Die Schaukelstühle wippen im Gleichtakt. Zwei Männer sind vertieft im Dominospiel. Aus dem Innern des Bauwagens, wo kubanische Luft in Bechern konserviert neben Fotografien einer Hauptstadt im Wandel die Wände ziert, erklingt Musik. Es ist eine Szenerie, wie sie in Havanna tagtäglich anzutreffen ist, die Reto Bärtschi (Wangenried, *1971), Kurt Baumann (Aarwangen, *1956), Michael Blume (Niederbipp, *1966) und Christian Gerber (Locarno, *1944) vor wenigen Wochen für ein paar Tage auf den Langenthaler Wuhrplatz zauberten. Wie sie die vier Kunstschaffenden auf ihrer anschliessenden Reise nach Solothurn in einigen Oberaargauer Dörfer erzeugten. Und wie sie sie jetzt auch in der Ambassadorenstadt erlebbar machen. Es wäre nicht das erweiterte Künstlerkollektiv BBB, hätte dieses seine Ausstellung im Künstlerhaus S11 ganz ohne ein solches Vorspiel angegangen. Schon der Prozess bis zur eigentlichen Werkschau ist immer wieder Kunstwerk an sich. Die Reise damit auch im übertragenen Sinne das Ziel.

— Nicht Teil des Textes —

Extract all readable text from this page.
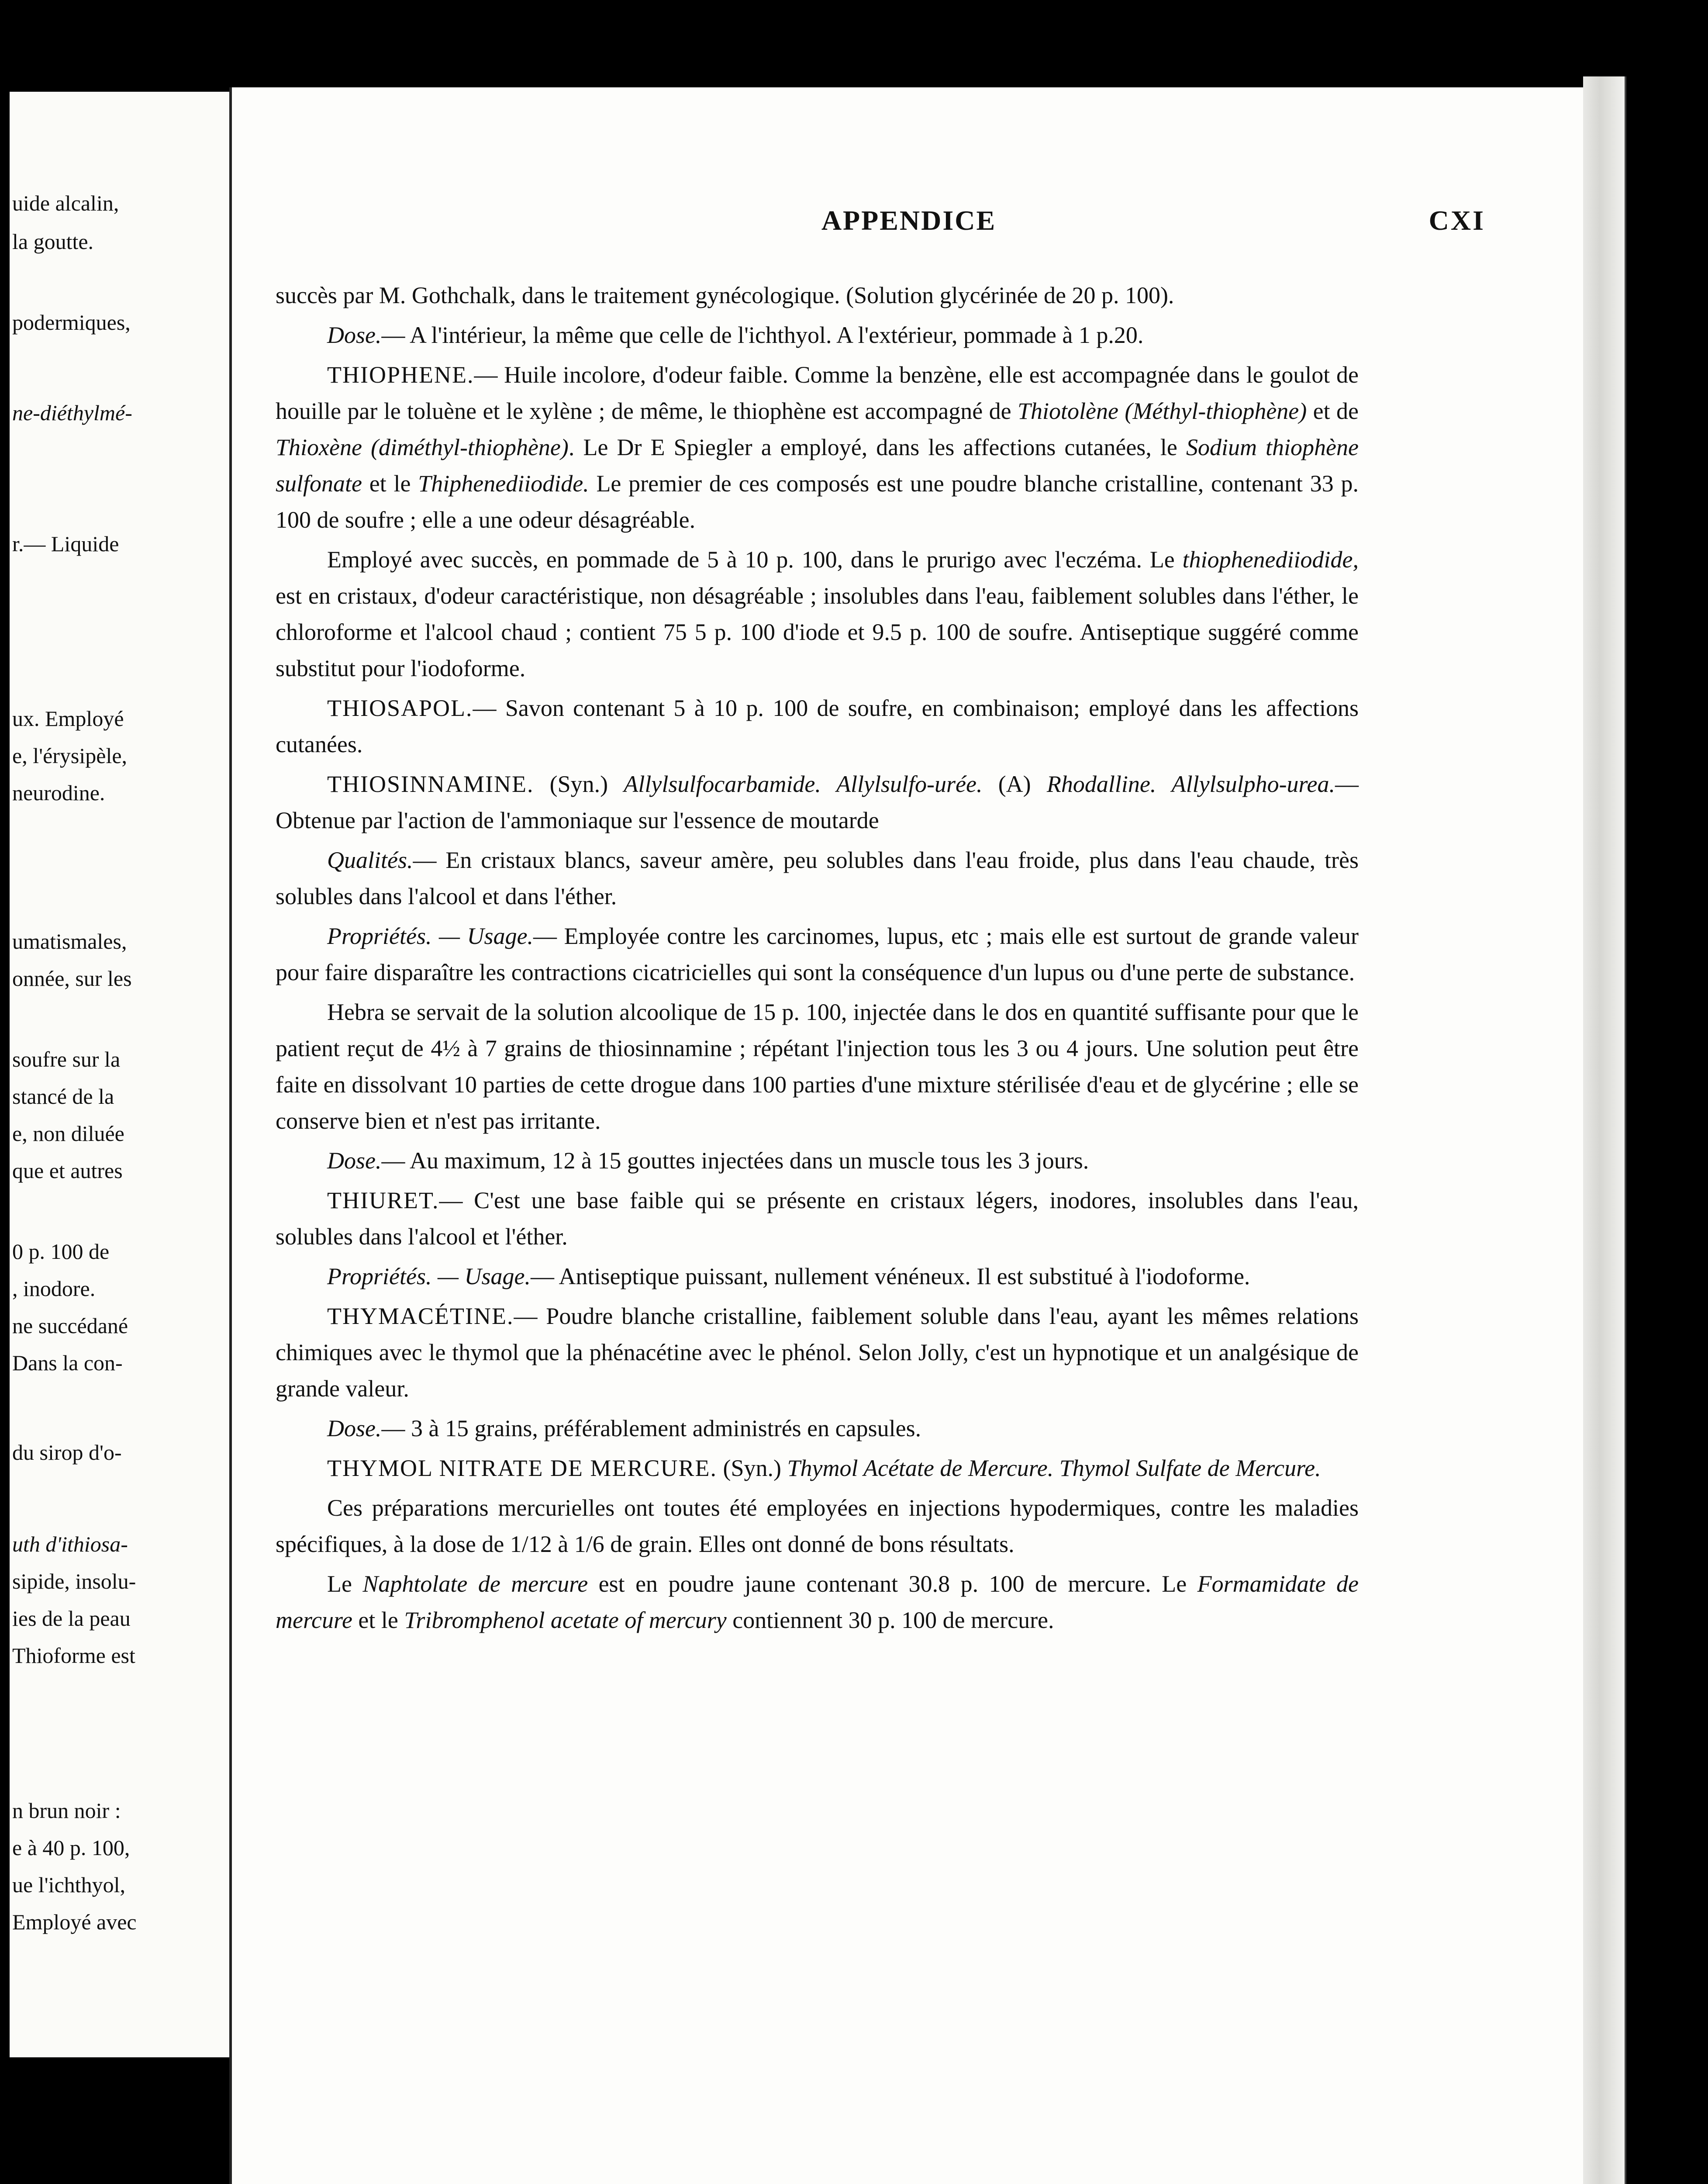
uide alcalin,
la goutte.
podermiques,
ne-diéthylmé-
r.— Liquide
ux. Employé
e, l'érysipèle,
neurodine.
umatismales,
onnée, sur les
soufre sur la
stancé de la
e, non diluée
que et autres
0 p. 100 de
, inodore.
ne succédané
Dans la con-
du sirop d'o-
uth d'ithiosa-
sipide, insolu-
ies de la peau
Thioforme est
n brun noir :
e à 40 p. 100,
ue l'ichthyol,
Employé avec
APPENDICE	CXI

succès par M. Gothchalk, dans le traitement gynécologique. (Solution glycérinée de 20 p. 100).

Dose.— A l'intérieur, la même que celle de l'ichthyol. A l'extérieur, pommade à 1 p.20.

THIOPHENE.— Huile incolore, d'odeur faible. Comme la benzène, elle est accompagnée dans le goulot de houille par le toluène et le xylène ; de même, le thiophène est accompagné de Thiotolène (Méthyl-thiophène) et de Thioxène (diméthyl-thiophène). Le Dr E Spiegler a employé, dans les affections cutanées, le Sodium thiophène sulfonate et le Thiphenediiodide. Le premier de ces composés est une poudre blanche cristalline, contenant 33 p. 100 de soufre ; elle a une odeur désagréable.

Employé avec succès, en pommade de 5 à 10 p. 100, dans le prurigo avec l'eczéma. Le thiophenediiodide, est en cristaux, d'odeur caractéristique, non désagréable ; insolubles dans l'eau, faiblement solubles dans l'éther, le chloroforme et l'alcool chaud ; contient 75 5 p. 100 d'iode et 9.5 p. 100 de soufre. Antiseptique suggéré comme substitut pour l'iodoforme.

THIOSAPOL.— Savon contenant 5 à 10 p. 100 de soufre, en combinaison; employé dans les affections cutanées.

THIOSINNAMINE. (Syn.) Allylsulfocarbamide. Allylsulfo-urée. (A) Rhodalline. Allylsulpho-urea.— Obtenue par l'action de l'ammoniaque sur l'essence de moutarde

Qualités.— En cristaux blancs, saveur amère, peu solubles dans l'eau froide, plus dans l'eau chaude, très solubles dans l'alcool et dans l'éther.

Propriétés. — Usage.— Employée contre les carcinomes, lupus, etc ; mais elle est surtout de grande valeur pour faire disparaître les contractions cicatricielles qui sont la conséquence d'un lupus ou d'une perte de substance.

Hebra se servait de la solution alcoolique de 15 p. 100, injectée dans le dos en quantité suffisante pour que le patient reçut de 4½ à 7 grains de thiosinnamine ; répétant l'injection tous les 3 ou 4 jours. Une solution peut être faite en dissolvant 10 parties de cette drogue dans 100 parties d'une mixture stérilisée d'eau et de glycérine ; elle se conserve bien et n'est pas irritante.

Dose.— Au maximum, 12 à 15 gouttes injectées dans un muscle tous les 3 jours.

THIURET.— C'est une base faible qui se présente en cristaux légers, inodores, insolubles dans l'eau, solubles dans l'alcool et l'éther.

Propriétés. — Usage.— Antiseptique puissant, nullement vénéneux. Il est substitué à l'iodoforme.

THYMACÉTINE.— Poudre blanche cristalline, faiblement soluble dans l'eau, ayant les mêmes relations chimiques avec le thymol que la phénacétine avec le phénol. Selon Jolly, c'est un hypnotique et un analgésique de grande valeur.

Dose.— 3 à 15 grains, préférablement administrés en capsules.

THYMOL NITRATE DE MERCURE. (Syn.) Thymol Acétate de Mercure. Thymol Sulfate de Mercure.

Ces préparations mercurielles ont toutes été employées en injections hypodermiques, contre les maladies spécifiques, à la dose de 1/12 à 1/6 de grain. Elles ont donné de bons résultats.

Le Naphtolate de mercure est en poudre jaune contenant 30.8 p. 100 de mercure. Le Formamidate de mercure et le Tribromphenol acetate of mercury contiennent 30 p. 100 de mercure.
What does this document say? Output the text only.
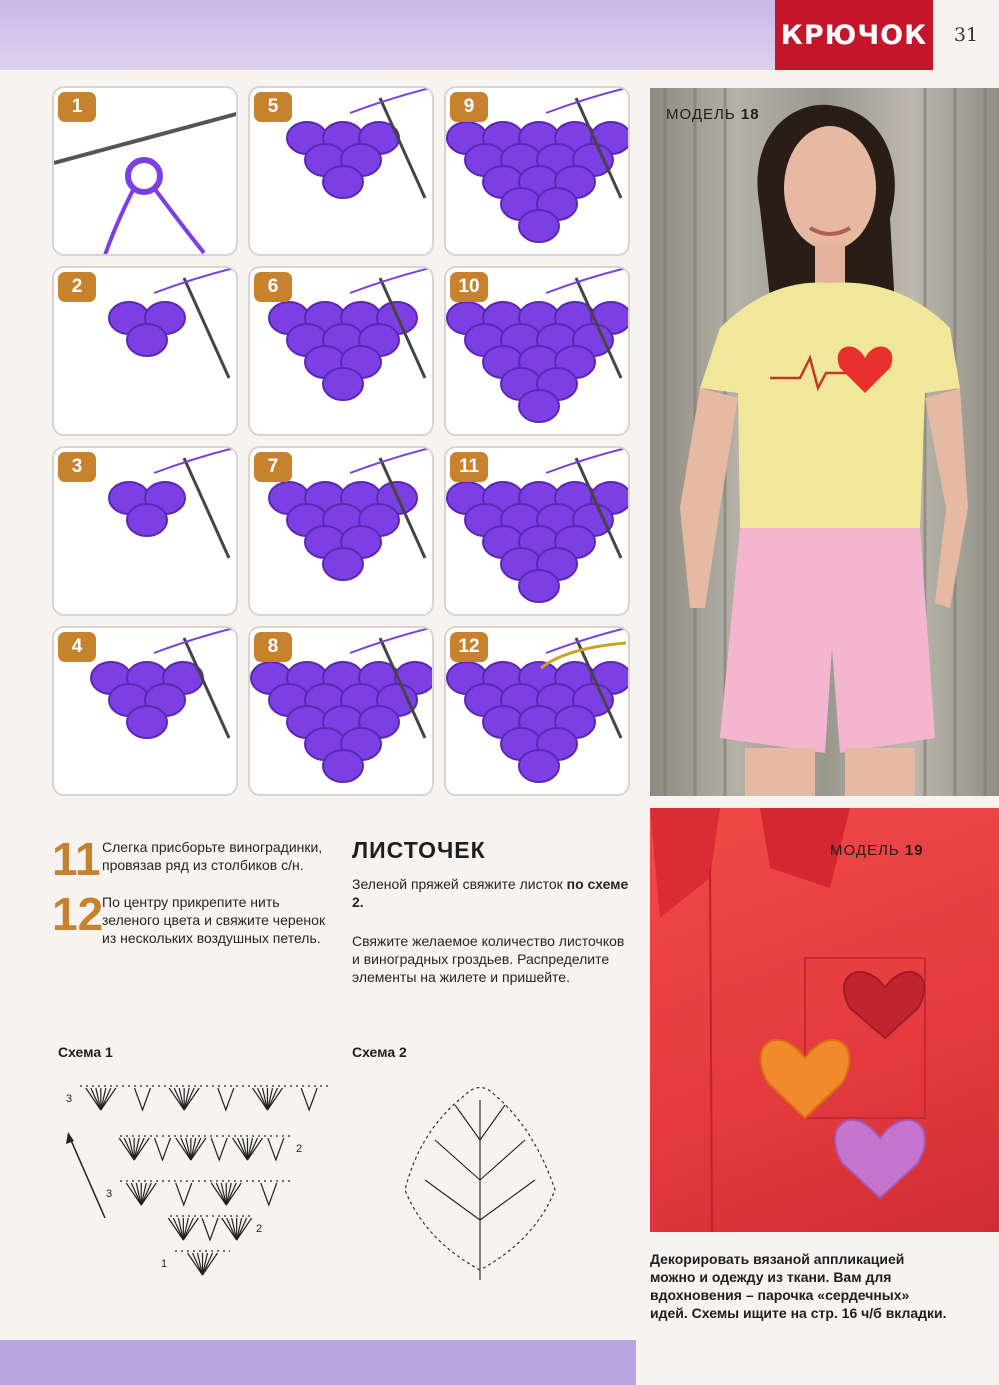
КРЮЧОК	31
1
2
3
4
5
6
7
8
9
10
11
12
МОДЕЛЬ 18
МОДЕЛЬ 19
11 Слегка присборьте виноградинки, провязав ряд из столбиков с/н.
12
По центру прикрепите нить зеленого цвета и свяжите черенок из нескольких воздушных петель.
ЛИСТОЧЕК
Зеленой пряжей свяжите листок по схеме 2.
Свяжите желаемое количество листочков и виноградных гроздьев. Распределите элементы на жилете и пришейте.
Схема 1	Схема 2
3
2
3
2
1	Декорировать вязаной аппликацией можно и одежду из ткани. Вам для вдохновения – парочка «сердечных» идей. Схемы ищите на стр. 16 ч/б вкладки.
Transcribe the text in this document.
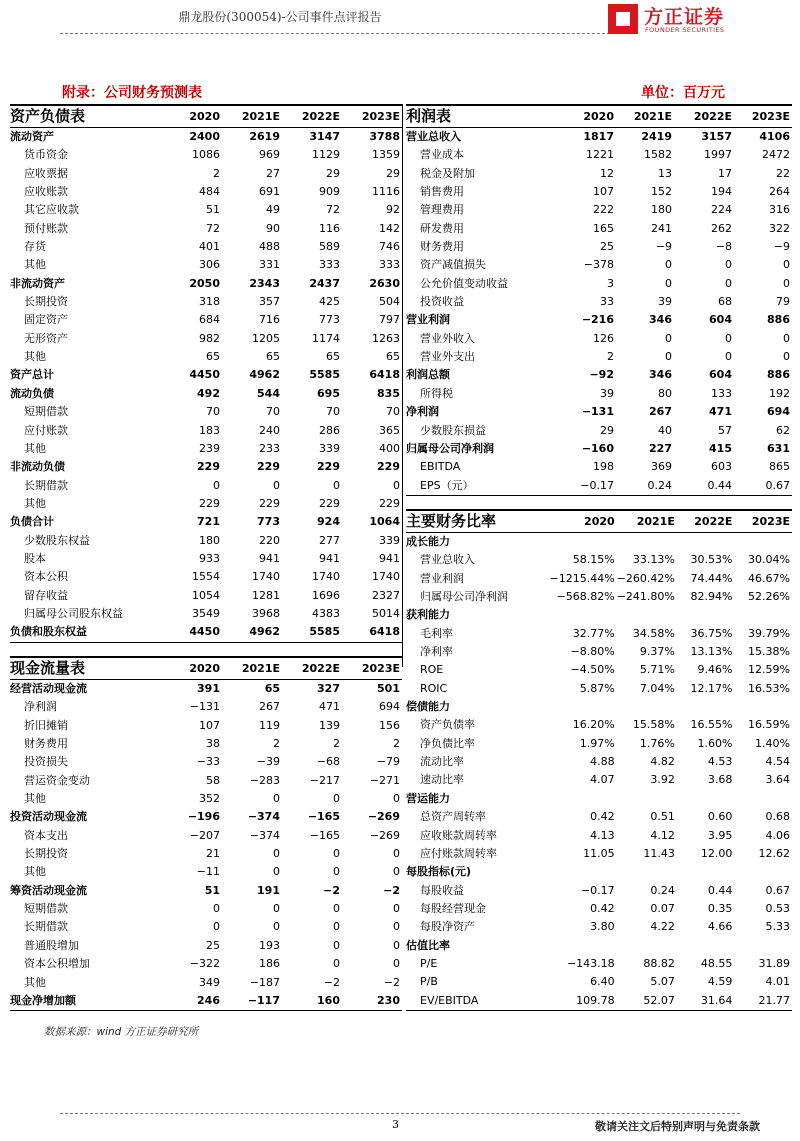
鼎龙股份(300054)-公司事件点评报告	方正证券
FOUNDER SECURITIES
附录：公司财务预测表	单位：百万元
资产负债表	2020	2021E	2022E	2023E
流动资产	2400	2619	3147	3788
货币资金	1086	969	1129	1359
应收票据	2	27	29	29
应收账款	484	691	909	1116
其它应收款	51	49	72	92
预付账款	72	90	116	142
存货	401	488	589	746
其他	306	331	333	333
非流动资产	2050	2343	2437	2630
长期投资	318	357	425	504
固定资产	684	716	773	797
无形资产	982	1205	1174	1263
其他	65	65	65	65
资产总计	4450	4962	5585	6418
流动负债	492	544	695	835
短期借款	70	70	70	70
应付账款	183	240	286	365
其他	239	233	339	400
非流动负债	229	229	229	229
长期借款	0	0	0	0
其他	229	229	229	229
负债合计	721	773	924	1064
少数股东权益	180	220	277	339
股本	933	941	941	941
资本公积	1554	1740	1740	1740
留存收益	1054	1281	1696	2327
归属母公司股东权益	3549	3968	4383	5014
负债和股东权益	4450	4962	5585	6418
利润表	2020	2021E	2022E	2023E
营业总收入	1817	2419	3157	4106
营业成本	1221	1582	1997	2472
税金及附加	12	13	17	22
销售费用	107	152	194	264
管理费用	222	180	224	316
研发费用	165	241	262	322
财务费用	25	−9	−8	−9
资产减值损失	−378	0	0	0
公允价值变动收益	3	0	0	0
投资收益	33	39	68	79
营业利润	−216	346	604	886
营业外收入	126	0	0	0
营业外支出	2	0	0	0
利润总额	−92	346	604	886
所得税	39	80	133	192
净利润	−131	267	471	694
少数股东损益	29	40	57	62
归属母公司净利润	−160	227	415	631
EBITDA	198	369	603	865
EPS（元）	−0.17	0.24	0.44	0.67
主要财务比率	2020	2021E	2022E	2023E
成长能力				
营业总收入	58.15%	33.13%	30.53%	30.04%
营业利润	−1215.44%	−260.42%	74.44%	46.67%
归属母公司净利润	−568.82%	−241.80%	82.94%	52.26%
获利能力				
毛利率	32.77%	34.58%	36.75%	39.79%
净利率	−8.80%	9.37%	13.13%	15.38%
ROE	−4.50%	5.71%	9.46%	12.59%
ROIC	5.87%	7.04%	12.17%	16.53%
偿债能力				
资产负债率	16.20%	15.58%	16.55%	16.59%
净负债比率	1.97%	1.76%	1.60%	1.40%
流动比率	4.88	4.82	4.53	4.54
速动比率	4.07	3.92	3.68	3.64
营运能力				
总资产周转率	0.42	0.51	0.60	0.68
应收账款周转率	4.13	4.12	3.95	4.06
应付账款周转率	11.05	11.43	12.00	12.62
每股指标(元)				
每股收益	−0.17	0.24	0.44	0.67
每股经营现金	0.42	0.07	0.35	0.53
每股净资产	3.80	4.22	4.66	5.33
估值比率				
P/E	−143.18	88.82	48.55	31.89
P/B	6.40	5.07	4.59	4.01
EV/EBITDA	109.78	52.07	31.64	21.77
现金流量表	2020	2021E	2022E	2023E
经营活动现金流	391	65	327	501
净利润	−131	267	471	694
折旧摊销	107	119	139	156
财务费用	38	2	2	2
投资损失	−33	−39	−68	−79
营运资金变动	58	−283	−217	−271
其他	352	0	0	0
投资活动现金流	−196	−374	−165	−269
资本支出	−207	−374	−165	−269
长期投资	21	0	0	0
其他	−11	0	0	0
筹资活动现金流	51	191	−2	−2
短期借款	0	0	0	0
长期借款	0	0	0	0
普通股增加	25	193	0	0
资本公积增加	−322	186	0	0
其他	349	−187	−2	−2
现金净增加额	246	−117	160	230
数据来源：wind 方正证券研究所
3	敬请关注文后特别声明与免责条款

So war es auch, als die vier Kunstschaffenden Ende 2012 zur gemeinsamen Kubareise aufgebrochen sind. Es waren erste Eindrücke vom Land, seinen Bewohnern und seinen Herausforderungen, die sie während des Aufenthaltes im karibischen Inselstaat, jeder für sich und doch im steten Austausch, künstlerisch umsetzen. Das Kuba dieser Zeit des Aufbruchs sollte sie aber auch in den darauffolgenden Monaten und Jahren noch stark beschäftigen. Ein Land zwischen Armut und Hoffnung, seine gescheiterten Idole und neuen Ideale sowie eine aller Widrigkeiten zum Trotz scheinbar ungetrübte Lebensfreude waren es denn auch, die im Mittelpunkt standen der gemeinsamen Ausstellung «Quién es el último?»  2014 im Langenthaler Ruckstuhlareal. 

«Wer ist der Letzte?», wie sich die Menschen in Havanna in der wartenden Masse vor Banken, Busstationen, Lebensmittelläden jeweils erkundigen, nach welchem Mitwartenden die Reihe an ihnen sein wird, fragen Reto Bärtschi, Kurt Baumann, Michael Blume und Christian Gerber nun also auch im Solothurner Künstlerhaus. Weitere Kubareisen, andere Eindrücke, und mit Lázaro Nelson Céspedes Carmona (*1991) ebenso die Innensicht eines jungen kubanischen Kunstschaffenden sind hinzugekommen, bereits Bestehendes wurde weiterentwickelt, neue Werke sind entstanden oder im Begriff zu entstehen. Sie erzählen von einem Kuba, wie es einmal war und was daraus geworden ist. Von neuen Freiheiten und Möglichkeiten. Von Frust aber auch und unerfüllten Träumen. Da sind die Objekte und Installationen von Kurt Baumann, genussvolle Hommagen an den kubanischen Lebensstil und Erfindergeist mit stets auch politischem Unterton. Die Fotografien von Christian Gerber, der Kuba 1980 mit dem Journalisten Stefan Frey von der Solothurner AZ bereist hat und die damals entstandenen Aufnahmen nun denjenigen seiner letzten Reise gegenüberstellt. Da ist Reto Bärtschi, der seine Eindrücke von Kuba zeichnerisch umsetzt, im stillen Kämmerlein ebenso wie in der Öffentlichkeit des Künstlerhauses selber. Und da ist Michael Blume, der sich in seinen Objekten und Fotografien nicht nur mit dem Land und dessen aktueller Politik auseinandersetzt, sondern ebenfalls vorauszuschauen wagt in ein Kuba, wie es in 20 bis 30 Jahren einmal sein könnte. Ein Land, dessen jüngste Reise eben erst begonnen hat.